I'll be back soon with more to share!
February 13, 2014
I've always been neat and organized. I don't enjoy cluttered spaces or coats on the floor when they could be on a hook. I'm not completely obsessive about it, but I do at least a little tidying every day. But I've been noticing more and more that its not just my house that I want to keep neat, I have the urge to organize and make sense of the rest of my life too.
I ponder questions of how to use my time, how to accomplish my creative goals, how to find fulfillment and some sort of balance between everything I need and want to do. I've realized how much I want everything to be neat and orderly, linear and logical but I am doing my best to let go and embrace the mess. It isn't possible for me to pick up every speck or thread on the floor before Amos pinches it between his little fingers and tries to put it in his mouth (yes I do vacuum and sweep regularly). I can't perfectly schedule my time or fit everything I do neatly into the boxes that I create in my head as I try to make sense of it all. And that is okay.
It turns out that most acts of creation start with a mess before they become what they are meant to be. A seed requires soil and water. Writing begins with a jumble of letters and words and eventually a rough draft. When I sew I end up with scraps of fabric and tangles of thread. I truly love my studio space when the floor is swept and the fabric is tucked neatly on the shelves but when I am creating I hardly notice the upheaval as I pull things off the shelves.
The kitchen is full of messes that end deliciously. Baking is thought of as precise, scientific and orderly. You add exact amounts of each ingredient at the precise time. But whether or not you measure carefully, it all gets mixed together in its own sort of chaos. Flour flies, butter sticks, egg shells break. The dough is lumpy or slumpy or a big blob, it sticks to your fingers, drips on the floor, and it rarely resembles the loaf or cookie or cake that you pull out of the oven and serve with pride.
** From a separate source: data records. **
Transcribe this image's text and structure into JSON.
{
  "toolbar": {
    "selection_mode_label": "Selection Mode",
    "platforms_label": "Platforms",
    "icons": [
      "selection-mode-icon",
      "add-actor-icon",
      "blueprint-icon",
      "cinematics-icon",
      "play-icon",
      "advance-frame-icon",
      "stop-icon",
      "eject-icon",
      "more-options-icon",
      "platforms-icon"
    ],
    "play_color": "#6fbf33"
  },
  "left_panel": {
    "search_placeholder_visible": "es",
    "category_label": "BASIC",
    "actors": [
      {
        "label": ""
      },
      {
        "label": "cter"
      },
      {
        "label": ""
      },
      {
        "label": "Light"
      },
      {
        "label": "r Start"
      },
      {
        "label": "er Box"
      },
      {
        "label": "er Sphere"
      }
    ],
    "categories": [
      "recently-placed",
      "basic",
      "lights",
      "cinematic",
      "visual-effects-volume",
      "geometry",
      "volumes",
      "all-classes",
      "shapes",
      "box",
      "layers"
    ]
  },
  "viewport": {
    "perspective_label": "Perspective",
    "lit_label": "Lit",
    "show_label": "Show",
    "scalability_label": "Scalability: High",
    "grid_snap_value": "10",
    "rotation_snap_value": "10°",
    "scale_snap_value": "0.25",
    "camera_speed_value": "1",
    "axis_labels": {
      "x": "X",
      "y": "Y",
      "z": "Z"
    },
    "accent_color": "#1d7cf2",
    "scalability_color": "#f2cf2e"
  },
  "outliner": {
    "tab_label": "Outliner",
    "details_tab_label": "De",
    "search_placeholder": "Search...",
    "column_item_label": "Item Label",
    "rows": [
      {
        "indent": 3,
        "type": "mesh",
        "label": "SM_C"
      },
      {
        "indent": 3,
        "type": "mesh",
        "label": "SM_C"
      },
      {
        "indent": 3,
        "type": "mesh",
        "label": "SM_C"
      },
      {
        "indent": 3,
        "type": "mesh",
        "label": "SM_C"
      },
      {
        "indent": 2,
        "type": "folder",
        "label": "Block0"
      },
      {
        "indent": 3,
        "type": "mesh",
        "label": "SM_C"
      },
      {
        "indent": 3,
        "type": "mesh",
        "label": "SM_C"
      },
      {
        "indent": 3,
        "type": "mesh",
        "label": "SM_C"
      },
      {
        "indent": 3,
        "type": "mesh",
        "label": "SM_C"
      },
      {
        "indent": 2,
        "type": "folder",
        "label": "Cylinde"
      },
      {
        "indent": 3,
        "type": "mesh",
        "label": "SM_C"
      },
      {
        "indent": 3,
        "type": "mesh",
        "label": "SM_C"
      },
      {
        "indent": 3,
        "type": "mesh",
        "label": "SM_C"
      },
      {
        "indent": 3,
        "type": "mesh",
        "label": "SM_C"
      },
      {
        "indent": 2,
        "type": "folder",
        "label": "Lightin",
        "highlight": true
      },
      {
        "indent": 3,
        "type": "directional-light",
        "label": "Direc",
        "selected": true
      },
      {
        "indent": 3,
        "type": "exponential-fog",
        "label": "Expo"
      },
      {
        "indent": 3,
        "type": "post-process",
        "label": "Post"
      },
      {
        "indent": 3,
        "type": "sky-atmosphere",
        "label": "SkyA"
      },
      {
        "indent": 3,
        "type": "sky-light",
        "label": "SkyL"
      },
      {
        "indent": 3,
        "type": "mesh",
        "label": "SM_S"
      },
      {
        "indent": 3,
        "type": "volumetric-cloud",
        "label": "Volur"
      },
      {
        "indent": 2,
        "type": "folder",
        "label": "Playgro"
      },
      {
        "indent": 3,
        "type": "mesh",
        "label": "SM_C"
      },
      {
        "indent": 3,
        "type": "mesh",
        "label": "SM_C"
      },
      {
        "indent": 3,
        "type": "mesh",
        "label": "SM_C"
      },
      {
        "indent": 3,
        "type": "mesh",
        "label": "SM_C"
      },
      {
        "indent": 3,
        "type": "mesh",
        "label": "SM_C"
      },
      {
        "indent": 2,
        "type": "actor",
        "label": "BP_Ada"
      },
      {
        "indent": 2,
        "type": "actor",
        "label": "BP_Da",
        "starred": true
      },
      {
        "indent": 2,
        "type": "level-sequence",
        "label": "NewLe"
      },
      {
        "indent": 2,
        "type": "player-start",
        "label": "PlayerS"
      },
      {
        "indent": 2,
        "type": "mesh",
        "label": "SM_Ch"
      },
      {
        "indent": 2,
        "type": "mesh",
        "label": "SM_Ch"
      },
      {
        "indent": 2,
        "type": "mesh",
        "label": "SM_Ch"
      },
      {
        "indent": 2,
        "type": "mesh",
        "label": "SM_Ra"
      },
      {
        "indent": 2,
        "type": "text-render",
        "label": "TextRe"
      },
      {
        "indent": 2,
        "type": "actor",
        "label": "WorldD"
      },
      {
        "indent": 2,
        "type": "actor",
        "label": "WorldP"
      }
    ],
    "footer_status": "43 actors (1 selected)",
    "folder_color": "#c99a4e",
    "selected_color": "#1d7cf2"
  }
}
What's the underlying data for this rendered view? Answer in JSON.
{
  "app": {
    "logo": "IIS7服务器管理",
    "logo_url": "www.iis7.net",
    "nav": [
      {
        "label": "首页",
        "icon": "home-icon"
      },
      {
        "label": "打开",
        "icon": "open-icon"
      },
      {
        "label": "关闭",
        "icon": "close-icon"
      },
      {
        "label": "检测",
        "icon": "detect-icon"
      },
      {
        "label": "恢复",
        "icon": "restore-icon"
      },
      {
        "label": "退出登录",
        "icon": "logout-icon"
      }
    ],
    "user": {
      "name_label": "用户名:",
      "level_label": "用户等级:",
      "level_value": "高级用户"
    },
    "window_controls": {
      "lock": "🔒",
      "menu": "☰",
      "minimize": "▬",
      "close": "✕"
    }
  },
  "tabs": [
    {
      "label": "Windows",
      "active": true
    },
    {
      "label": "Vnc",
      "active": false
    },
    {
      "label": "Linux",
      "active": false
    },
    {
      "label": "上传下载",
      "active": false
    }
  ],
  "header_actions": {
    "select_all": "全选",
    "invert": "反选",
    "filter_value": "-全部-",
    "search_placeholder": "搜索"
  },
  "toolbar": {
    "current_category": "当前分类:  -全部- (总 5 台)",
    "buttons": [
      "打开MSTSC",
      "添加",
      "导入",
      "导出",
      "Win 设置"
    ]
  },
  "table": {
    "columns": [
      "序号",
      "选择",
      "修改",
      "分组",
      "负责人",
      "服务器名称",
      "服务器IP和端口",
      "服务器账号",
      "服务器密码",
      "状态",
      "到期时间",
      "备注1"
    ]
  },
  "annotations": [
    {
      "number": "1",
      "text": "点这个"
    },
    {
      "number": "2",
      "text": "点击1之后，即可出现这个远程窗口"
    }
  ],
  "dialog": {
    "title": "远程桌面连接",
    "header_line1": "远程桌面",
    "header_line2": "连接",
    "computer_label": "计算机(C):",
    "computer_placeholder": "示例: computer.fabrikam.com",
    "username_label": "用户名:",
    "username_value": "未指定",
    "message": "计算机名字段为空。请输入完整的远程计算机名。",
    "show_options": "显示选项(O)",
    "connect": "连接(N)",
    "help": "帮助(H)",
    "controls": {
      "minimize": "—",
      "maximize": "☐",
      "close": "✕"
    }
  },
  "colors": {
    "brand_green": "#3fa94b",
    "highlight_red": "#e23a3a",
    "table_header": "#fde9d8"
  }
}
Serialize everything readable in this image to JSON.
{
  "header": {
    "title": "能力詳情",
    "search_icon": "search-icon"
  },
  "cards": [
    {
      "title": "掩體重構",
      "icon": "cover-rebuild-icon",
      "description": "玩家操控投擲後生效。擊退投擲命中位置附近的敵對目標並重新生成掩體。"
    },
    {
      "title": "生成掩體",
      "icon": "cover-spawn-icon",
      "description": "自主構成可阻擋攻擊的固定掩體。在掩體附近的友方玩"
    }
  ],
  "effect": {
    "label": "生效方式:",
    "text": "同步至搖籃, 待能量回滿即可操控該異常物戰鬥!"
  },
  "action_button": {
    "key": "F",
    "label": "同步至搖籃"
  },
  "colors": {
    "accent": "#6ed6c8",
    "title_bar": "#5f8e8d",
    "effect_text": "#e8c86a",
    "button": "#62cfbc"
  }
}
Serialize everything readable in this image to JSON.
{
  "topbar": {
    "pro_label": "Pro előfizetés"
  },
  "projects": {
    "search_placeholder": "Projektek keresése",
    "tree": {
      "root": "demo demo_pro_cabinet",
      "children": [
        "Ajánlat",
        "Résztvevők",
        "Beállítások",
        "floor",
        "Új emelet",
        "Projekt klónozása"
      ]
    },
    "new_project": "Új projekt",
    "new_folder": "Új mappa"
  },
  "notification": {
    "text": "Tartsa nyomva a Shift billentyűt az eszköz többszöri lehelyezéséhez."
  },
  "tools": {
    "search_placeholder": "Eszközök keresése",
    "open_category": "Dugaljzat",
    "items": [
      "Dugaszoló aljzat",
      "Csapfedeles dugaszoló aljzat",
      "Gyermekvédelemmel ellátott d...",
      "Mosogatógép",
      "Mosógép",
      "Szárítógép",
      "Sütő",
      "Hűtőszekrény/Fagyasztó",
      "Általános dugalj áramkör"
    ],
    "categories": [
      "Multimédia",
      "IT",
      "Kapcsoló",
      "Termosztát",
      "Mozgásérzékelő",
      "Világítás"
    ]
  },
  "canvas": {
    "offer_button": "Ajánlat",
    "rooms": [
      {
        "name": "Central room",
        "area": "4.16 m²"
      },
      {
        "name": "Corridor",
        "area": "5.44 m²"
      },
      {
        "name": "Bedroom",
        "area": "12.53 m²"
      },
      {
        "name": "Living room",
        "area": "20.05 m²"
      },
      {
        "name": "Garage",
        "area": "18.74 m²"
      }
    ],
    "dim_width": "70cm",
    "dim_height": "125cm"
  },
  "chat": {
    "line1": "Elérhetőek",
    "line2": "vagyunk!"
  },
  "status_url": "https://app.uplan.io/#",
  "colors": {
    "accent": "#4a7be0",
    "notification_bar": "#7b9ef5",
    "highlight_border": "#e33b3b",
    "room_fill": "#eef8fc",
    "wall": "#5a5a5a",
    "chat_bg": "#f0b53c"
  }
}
So here is to messes. And chocolate.
Salted Chocolate Rye Cookies
Adapted from Tartine Book No. 3
I've been baking bread from the Tartine Bread Book and slowly exploring the pastry section of Book No. 3. These cookies are slightly crisp on the outside which yields to a soft very chocolatey middle. The dough does need at least 30 minutes to chill but they are certainly worth that extra time. They keep well for a few days in an airtight container. I cut the recipe in half and made the cookies slightly smaller and got at least 3 dozen cookies.
227 g (1 1/3 cups) bittersweet chocolate (70%), chopped
2 tablespoons (28.5 g) unsalted butter
42.5 g (1/2 cup + 2 tablespoons) dark rye flour
1/2 teaspoon baking powder
1/4 teaspoon salt
170 g (3/4 cup) sugar
1 1/2 teaspoons vanilla
flaky sea salt (such as Maldon) for topping
Place a heat proof bowl over a pot of simmering water. Add the chocolate and butter, stirring occasionally until melted. Remove from heat and let cool slightly. In a small bowl, whisk together the flour, baking powder, and salt. Place the eggs in the bowl of a stand mixer with a whisk attachment (or use a handheld mixer). Whip on medium high speed, adding the sugar a little at a time. When all of the sugar is incorporated turn the mixer to high and whip until the eggs have nearly tripled in volume (about 5 or 6 minutes). Reduce the speed to low and add the melted chocolate and butter, mixing to combine. Scrape down the sides of the bowl as needed. Add the dry ingredients and mix until just combined.
Refrigerate the dough for at least 30 minutes or until it can be scooped and rolled into smooth balls. Preheat the oven to 350'. For larger cookies measure the balls by the heaping tablespoon, for smaller ones use a heaping teaspoon. Roll the balls of dough slightly so they are smoooth on top. Sprinkle each ball with a few flakes of sea salt. Bake for 8-10 minutes until they have completely puffed up.